The men spend their days together as if they’re known one another since childhood.  In April, they traveled back to the place they never thought they’d visit again, where Greenbaum liberated Gross, just moments before he would have died.

Greenbaum said, “Because in 10 years we’ll all be gone.  There will be no liberators, no survivors left and we need to tell our story.”

The men shared their story at Dachau Concentration Camp for the 70th anniversary of its liberation.

Gross said, “The whole trip to the memorial shouldn’t have taken more than an hour.  It took us from 10:30 to 3:00, because we were stopped by so many different kinds of people.”

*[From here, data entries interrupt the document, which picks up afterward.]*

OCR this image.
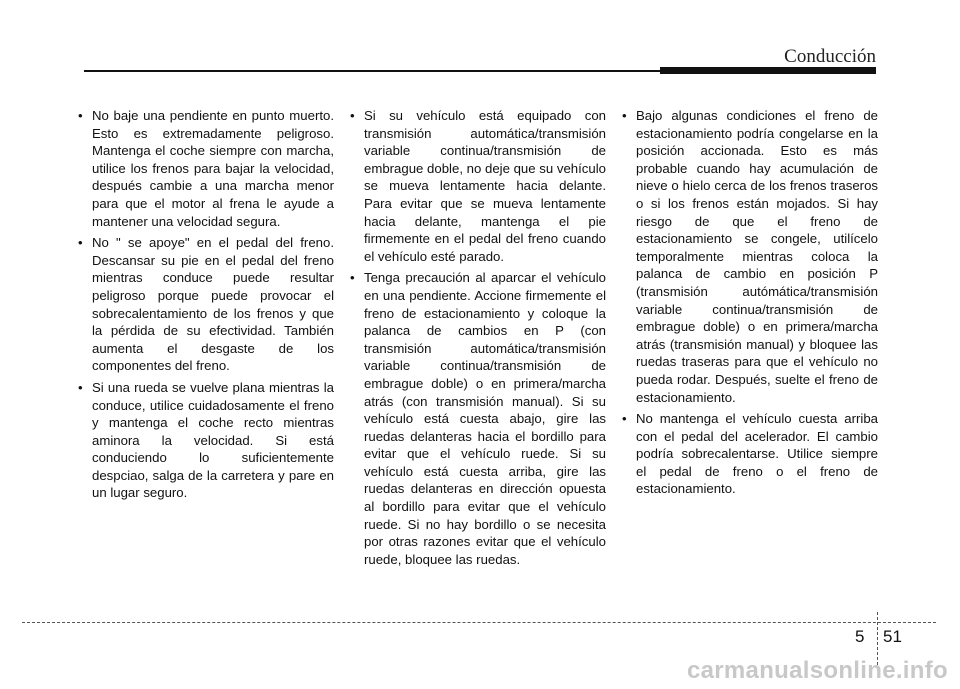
Conducción
• No baje una pendiente en punto muerto. Esto es extremadamente peligroso. Mantenga el coche siempre con marcha, utilice los frenos para bajar la velocidad, después cambie a una marcha menor para que el motor al frena le ayude a mantener una velocidad segura.
• No " se apoye" en el pedal del freno. Descansar su pie en el pedal del freno mientras conduce puede resultar peligroso porque puede provocar el sobrecalentamiento de los frenos y que la pérdida de su efectividad. También aumenta el desgaste de los componentes del freno.
• Si una rueda se vuelve plana mientras la conduce, utilice cuidadosamente el freno y mantenga el coche recto mientras aminora la velocidad. Si está conduciendo lo suficientemente despciao, salga de la carretera y pare en un lugar seguro.
• Si su vehículo está equipado con transmisión automática/transmisión variable continua/transmisión de embrague doble, no deje que su vehículo se mueva lentamente hacia delante. Para evitar que se mueva lentamente hacia delante, mantenga el pie firmemente en el pedal del freno cuando el vehículo esté parado.
• Tenga precaución al aparcar el vehículo en una pendiente. Accione firmemente el freno de estacionamiento y coloque la palanca de cambios en P (con transmisión automática/transmisión variable continua/transmisión de embrague doble) o en primera/marcha atrás (con transmisión manual). Si su vehículo está cuesta abajo, gire las ruedas delanteras hacia el bordillo para evitar que el vehículo ruede. Si su vehículo está cuesta arriba, gire las ruedas delanteras en dirección opuesta al bordillo para evitar que el vehículo ruede. Si no hay bordillo o se necesita por otras razones evitar que el vehículo ruede, bloquee las ruedas.
• Bajo algunas condiciones el freno de estacionamiento podría congelarse en la posición accionada. Esto es más probable cuando hay acumulación de nieve o hielo cerca de los frenos traseros o si los frenos están mojados. Si hay riesgo de que el freno de estacionamiento se congele, utilícelo temporalmente mientras coloca la palanca de cambio en posición P (transmisión autómática/transmisión variable continua/transmisión de embrague doble) o en primera/marcha atrás (transmisión manual) y bloquee las ruedas traseras para que el vehículo no pueda rodar. Después, suelte el freno de estacionamiento.
• No mantenga el vehículo cuesta arriba con el pedal del acelerador. El cambio podría sobrecalentarse. Utilice siempre el pedal de freno o el freno de estacionamiento.
5 51
carmanualsonline.info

Greenbaum said, “It was rewarding, because I got closure of it.  I won’t go back, but I’m glad I went back.”

The men will cherish the trip, getting closure and helping others feel the same way.

Gross said, “I met another survivor, his name was Joshua.  And he told me he’s also liberated in Dachau and I asked him would you like to meet somebody who liberated you?  When I introduced him to Don Greenbaum, he kneeled down and told him you’re my God.”

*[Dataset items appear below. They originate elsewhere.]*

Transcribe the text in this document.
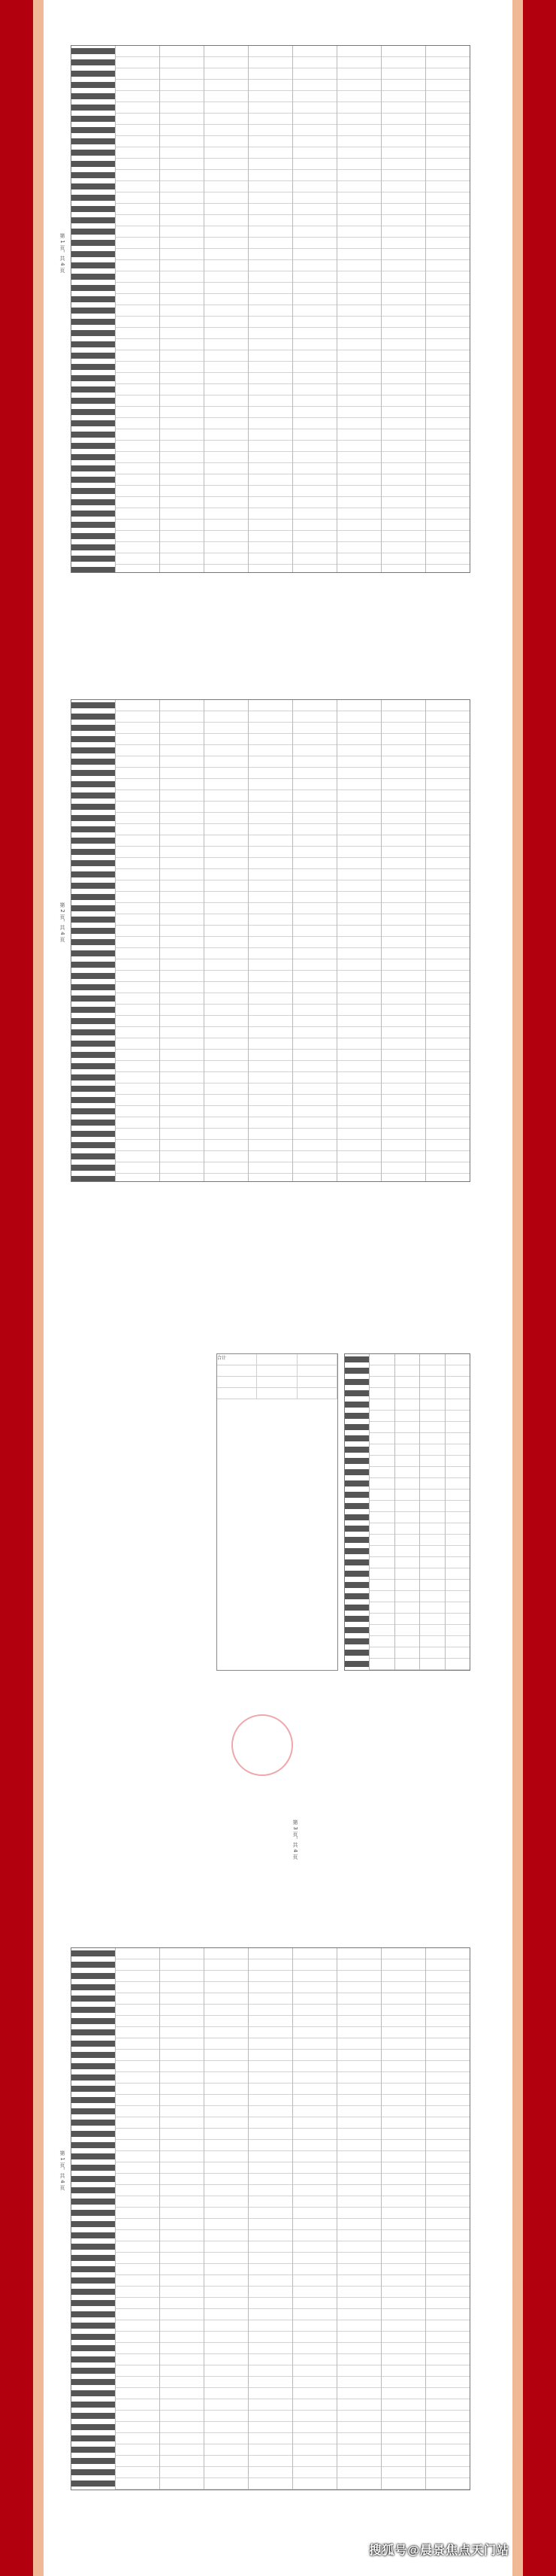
第 1 页，共 4 页
第 2 页，共 4 页
合计
第 3 页，共 4 页
第 1 页，共 4 页
搜狐号@晨景焦点天门站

Gross and Greenbaum continue speaking to the public.  They hope they’ll enlighten at least one more person.

Greenbaum said, “Go home and tell your parents what you heard tonight. Or tell parents, go home and tell your kids what you heard.  If one parent goes home and tell his kid, it’s worth it to me to give me speech.”

Although the men won’t be able to share their stories in person forever, they believe their fate serves a lifelong purpose.

Gross said, “I’m trying to teach the students and grown-ups that it’s important to love each other because by hating doesn’t solve the problem.  Just makes you turn to crime, violence and murder.”